Solving functional equations
Encoding special functions as defining linear functional equations postpones some of the difficulty of the problems to a delayed solving of equations. But at the same time, solving (for special classes of functions) is a sub-task of many algorithms on special functions, especially so when solving in terms of polynomial or rational functions. A lot of work has been done in this direction in the 1990s; more intensively since the 2000s, solving differential and recurrence equations in terms of special functions has also been investigated.
Multi-precision numerical evaluation
A major conceptual and algorithmic difference exists for numerical calculations between data structures that fit on a machine word and data structures of arbitrary length, that is, multi-precision arithmetic. When multi-precision floating-point numbers became available, early works on the evaluation of special functions were just promising that “most” digits in the output were correct, and performed by heuristically increasing precision during intermediate calculations, without intended rigour. The original theory has evolved in a twofold way since the 1990s: by making computable all constants hidden in asymptotic approximations, it became possible to guarantee a prescribed absolute precision; by employing state-of-the-art algorithms on polynomials, matrices, etc, it became possible to have evaluation algorithms in a time complexity that is linear in the output size, with a constant that is not more than a few units. On the implementation side, several original works exist, one of which (NumGfun [58]) is used in our DDMF.
Guessing heuristics
“Differential approximation”, or “Guessing”, is an operation to get an ODE likely to be satisfied by a given approximate series expansion of an unknown function. This has been used at least since the 1970s and is a key stone in spectacular applications in experimental mathematics [32]. All this is based on subtle algorithms for Hermite–Padé approximants [22]. Moreover, guessing can at times be complemented by proven quantitative results that turn the heuristics into an algorithm [30]. This is a promising algorithmic approach that deserves more attention than it has received so far.
Complexity-driven design of algorithms
The main concern of computer algebra has long been to prove the feasibility of a given problem, that is, to show the existence of an algorithmic solution for it.

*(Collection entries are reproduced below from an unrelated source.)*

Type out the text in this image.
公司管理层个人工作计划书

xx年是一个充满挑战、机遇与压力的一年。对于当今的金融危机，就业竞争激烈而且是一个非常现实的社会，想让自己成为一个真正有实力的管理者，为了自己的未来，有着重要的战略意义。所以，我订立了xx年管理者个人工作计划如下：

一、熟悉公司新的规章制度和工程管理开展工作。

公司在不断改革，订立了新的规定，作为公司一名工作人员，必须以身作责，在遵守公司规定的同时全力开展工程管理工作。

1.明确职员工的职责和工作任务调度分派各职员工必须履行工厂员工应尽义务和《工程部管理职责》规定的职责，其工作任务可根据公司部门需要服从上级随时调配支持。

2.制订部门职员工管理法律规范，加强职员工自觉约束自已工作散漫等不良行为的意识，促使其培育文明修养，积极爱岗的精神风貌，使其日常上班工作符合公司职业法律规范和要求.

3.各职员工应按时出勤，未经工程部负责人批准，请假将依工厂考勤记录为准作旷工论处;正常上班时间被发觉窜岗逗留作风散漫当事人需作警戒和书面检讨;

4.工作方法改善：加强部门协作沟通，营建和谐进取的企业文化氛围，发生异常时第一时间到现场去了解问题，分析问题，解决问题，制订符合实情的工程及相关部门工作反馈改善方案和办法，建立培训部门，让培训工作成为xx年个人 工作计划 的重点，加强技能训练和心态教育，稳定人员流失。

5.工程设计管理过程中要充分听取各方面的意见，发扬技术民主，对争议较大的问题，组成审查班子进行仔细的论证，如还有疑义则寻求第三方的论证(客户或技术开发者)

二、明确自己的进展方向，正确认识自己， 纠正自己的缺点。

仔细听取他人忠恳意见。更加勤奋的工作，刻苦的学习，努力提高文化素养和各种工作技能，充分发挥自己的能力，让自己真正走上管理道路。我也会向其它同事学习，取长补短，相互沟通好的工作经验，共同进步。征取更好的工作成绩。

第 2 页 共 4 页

However, with the advent of faster and faster computers, complexity results have ceased to be of theoretical interest only. Nowadays, a large track of works in computer algebra is interested in developing fast algorithms, with time complexity as close as possible to linear in their output size. After most of the more pervasive objects like integers, polynomials, and matrices have been endowed with fast algorithms for the main operations on them [41], the community, including ourselves, started to turn its attention to differential and recurrence objects in the 2000s. The subject is still not as developed as in the commutative case, and a major challenge remains to understand the combinatorics behind summation and integration. On the methodological side, several paradigms occur repeatedly in fast algorithms: “divide and conquer” to balance calculations, “evaluation and interpolation” to avoid intermediate swell of data, etc. [27].